Скоро из его каморки запахло вареной курятиной с отчетливой ноткой докторской колбасы. Крузенштерн пошел ко дну.
Разгадать загадку, почему во дворе посадят именно Толстого, было невозможно. Никто против не был, старика любили и гордились им, но просто жители хотели понять, как их родной двор связан с классиком. Просто понять. Сусанна Николаевна первой не выдержала, сочинила письмо в районное отделение по культуре и пошла по подвалам его подписывать. Кого не было, за того подписывала сама.
«Дорогие товарищи!
Мы, жители дома по адресу Поварская улица, 52, просим объяснить причину, по которой памятник великому русскому писателю Льву Николаевичу Толстому был поставлен именно в нашем дворе. Как наш дом, а до этого усадьба Боде-Колычевых, а затем Соллогубов связан с его величайшим именем? Мы, жильцы этого дома, хотим знать, а в дальнейшем и гордиться, если выяснится, что Лев Николаевич Толстой останавливался в нашем доме или даже писал здесь свои всемирно известные работы.

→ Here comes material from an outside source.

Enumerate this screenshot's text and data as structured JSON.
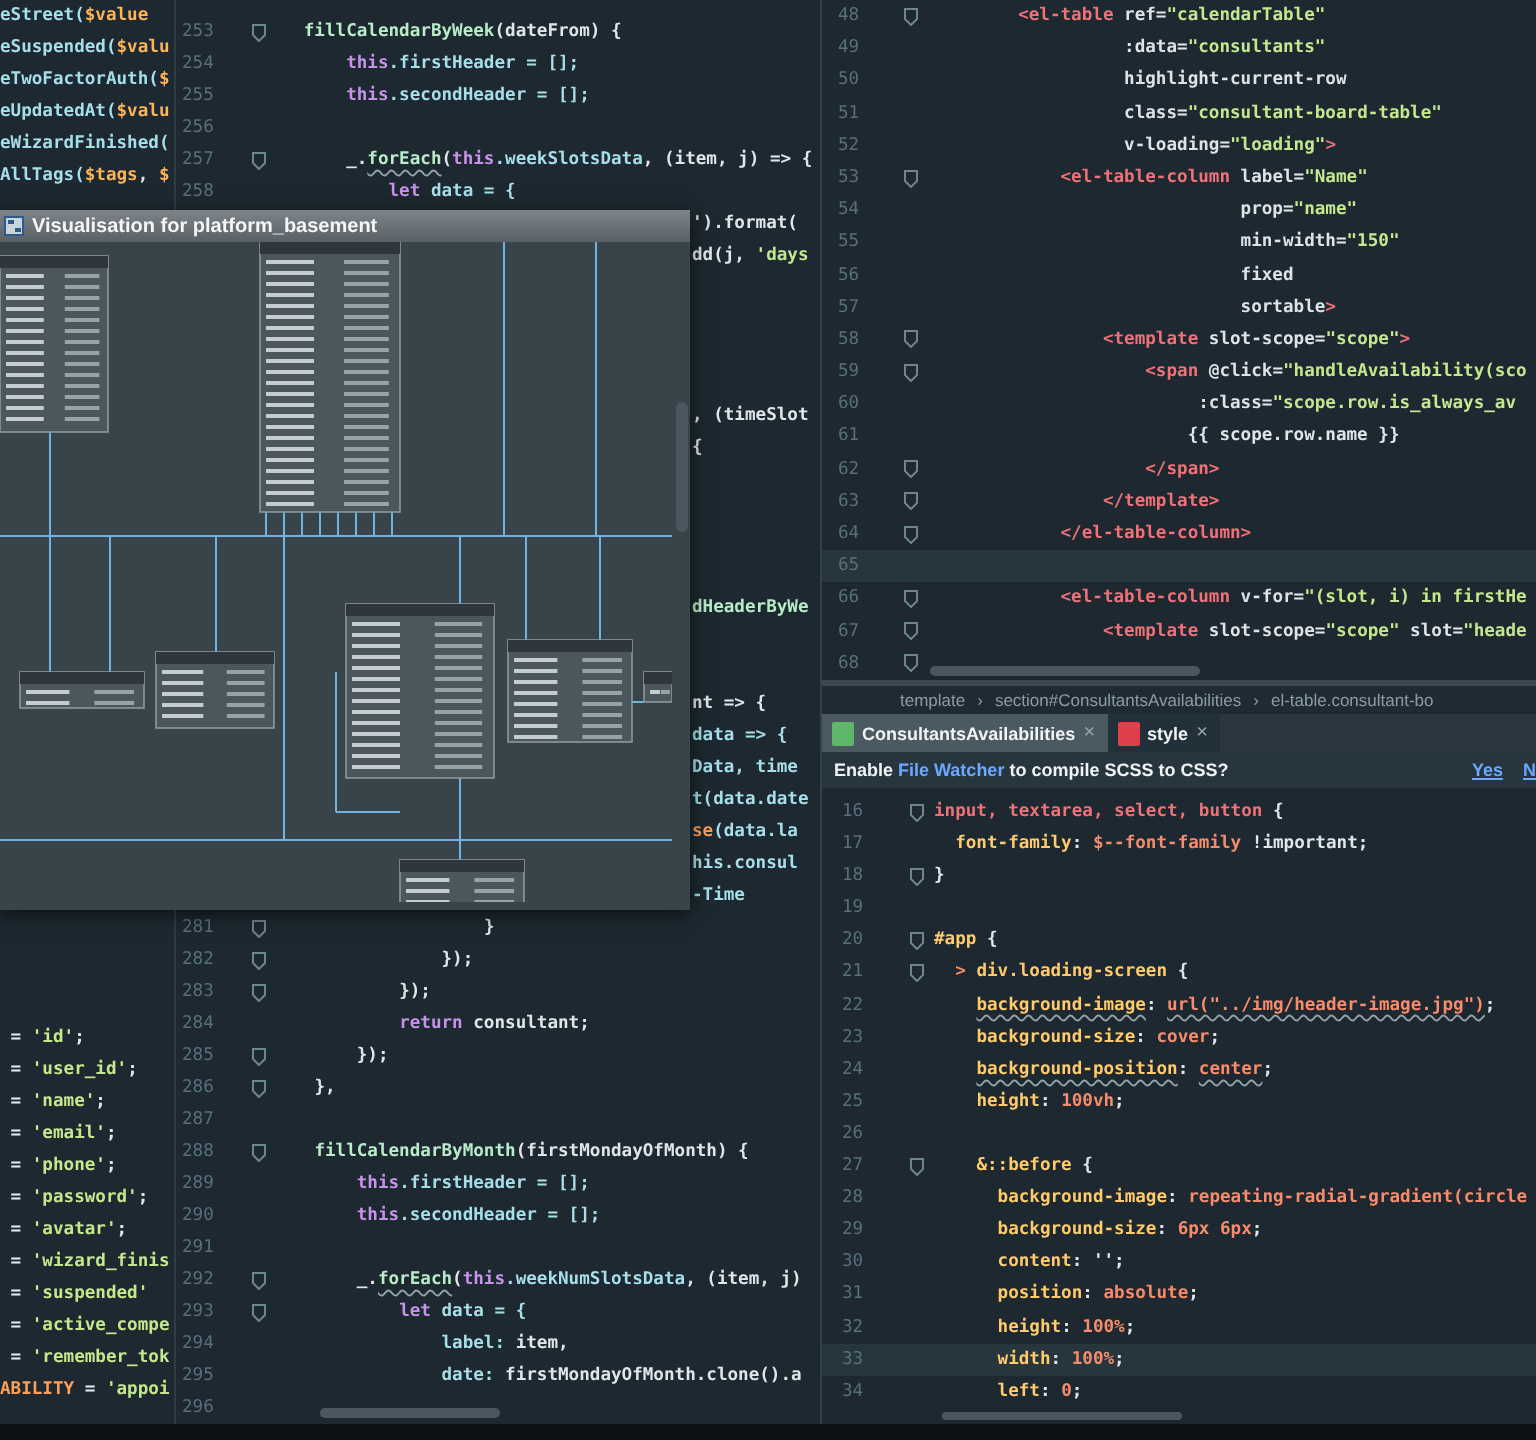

Очень просим сообщить, что известно по этому поводу.
С уважением…»
И дальше шло перечисление всех жителей и их аккуратные и разборчивые подписи, сделанные почти все Сусанной Николаевной с молчаливого согласия дворовых, всего 118 человек. Миля, Поля с семьей и Марта не терпели подлога и подписывали петиции всегда сами. Или не подписывали совсем, зорко следя за тем, чтобы какая-нибудь закорючка случайно не появилась бы потом напротив их фамилий. «Дело-то подсудное, Сусанночка, аккуратней с такими-то вопросами!» – предупреждали бабоньки. «А я что? А я за всеобщий интерес!» – неизменно объясняла Сусанна и нервно поправляла прическу.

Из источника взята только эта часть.